There is another way that the deck is stacked against tether. Maker subjects all tether loans to a hefty 150% collateralization ratio. That is, a $100 loan from Maker requires $150 worth of tether collateral. But regulated stablecoins like USDC enjoy slim collateral ratios of just 101%.
MakerDAO administrators say they treat tether this way because of its “history of opaqueness and fractional reserve.” The result is there is almost $700 million in USDC collateral locked up in MakerDAO, almost 10% of all USDC in existence. But there are just a measly 709 tethers in MakerDAO.
See also: What a Transparent Tether Means for Bitcoin
Nor is MakerDAO the only DeFi protocol to discriminate against Tether. Compound and Aave, the two largest pure lending protocols, do not allow USDT to serve as collateral for loans. Compound’s decision is based on reports that tether is “undercollateralized” and has the “potential to collapse at any time.” Compound has over $2 billion in USDC. But it has just $320 million in USDT.
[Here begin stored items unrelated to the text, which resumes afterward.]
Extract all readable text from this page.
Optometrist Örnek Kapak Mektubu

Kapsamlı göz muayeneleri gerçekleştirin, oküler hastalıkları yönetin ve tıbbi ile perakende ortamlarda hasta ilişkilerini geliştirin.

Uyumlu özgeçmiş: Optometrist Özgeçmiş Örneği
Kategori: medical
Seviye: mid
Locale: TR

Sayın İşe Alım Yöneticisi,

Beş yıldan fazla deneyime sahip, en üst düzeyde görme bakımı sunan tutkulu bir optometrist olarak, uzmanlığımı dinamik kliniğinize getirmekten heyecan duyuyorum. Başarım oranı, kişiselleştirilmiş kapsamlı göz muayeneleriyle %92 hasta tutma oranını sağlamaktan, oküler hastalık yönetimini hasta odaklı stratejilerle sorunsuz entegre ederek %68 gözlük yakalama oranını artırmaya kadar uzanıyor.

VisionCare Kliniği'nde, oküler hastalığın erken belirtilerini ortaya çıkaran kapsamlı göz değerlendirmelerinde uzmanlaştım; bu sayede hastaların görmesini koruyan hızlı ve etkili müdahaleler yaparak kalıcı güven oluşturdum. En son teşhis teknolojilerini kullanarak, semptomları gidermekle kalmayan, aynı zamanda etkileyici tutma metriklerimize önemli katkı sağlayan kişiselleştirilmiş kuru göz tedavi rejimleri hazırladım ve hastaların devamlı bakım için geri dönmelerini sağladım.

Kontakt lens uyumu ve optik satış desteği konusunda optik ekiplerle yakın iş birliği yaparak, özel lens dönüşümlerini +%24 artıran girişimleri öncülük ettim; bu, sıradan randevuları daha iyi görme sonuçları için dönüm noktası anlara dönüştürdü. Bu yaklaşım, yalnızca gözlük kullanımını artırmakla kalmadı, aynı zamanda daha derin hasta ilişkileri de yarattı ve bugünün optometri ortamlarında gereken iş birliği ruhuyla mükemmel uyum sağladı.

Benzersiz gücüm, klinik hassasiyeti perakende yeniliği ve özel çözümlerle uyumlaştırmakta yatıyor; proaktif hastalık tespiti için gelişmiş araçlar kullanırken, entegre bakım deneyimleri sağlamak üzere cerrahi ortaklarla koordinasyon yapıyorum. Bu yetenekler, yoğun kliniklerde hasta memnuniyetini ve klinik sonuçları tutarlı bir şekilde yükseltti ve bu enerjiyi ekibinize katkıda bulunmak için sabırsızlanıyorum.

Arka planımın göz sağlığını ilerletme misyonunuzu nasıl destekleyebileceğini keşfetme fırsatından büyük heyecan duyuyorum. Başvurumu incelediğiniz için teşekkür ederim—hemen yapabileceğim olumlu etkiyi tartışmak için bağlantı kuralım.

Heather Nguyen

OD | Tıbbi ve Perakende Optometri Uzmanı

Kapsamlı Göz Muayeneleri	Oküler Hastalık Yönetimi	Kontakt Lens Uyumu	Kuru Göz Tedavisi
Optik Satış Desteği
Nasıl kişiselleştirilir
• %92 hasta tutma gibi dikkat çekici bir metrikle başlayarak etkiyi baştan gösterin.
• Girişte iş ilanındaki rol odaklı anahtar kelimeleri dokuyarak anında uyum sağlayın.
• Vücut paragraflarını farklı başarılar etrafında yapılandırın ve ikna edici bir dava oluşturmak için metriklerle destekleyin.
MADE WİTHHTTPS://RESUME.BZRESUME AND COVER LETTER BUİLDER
Against its wishes, Tether is now a New York-regulated financial firm. It will grudgingly have to make its financials public. Assuming they like what they see come reporting time, Tether skeptics may start to rethink their distaste. DeFi protocols like Maker and Compound may even lighten their tether penalties, thus gobbling up more tether.
And who knows, maybe Tether will, after a taste of oversight, try to come in from the cold and apply for a money transmitter license like everyone else. Whether it will qualify is another matter. But stranger things have happened.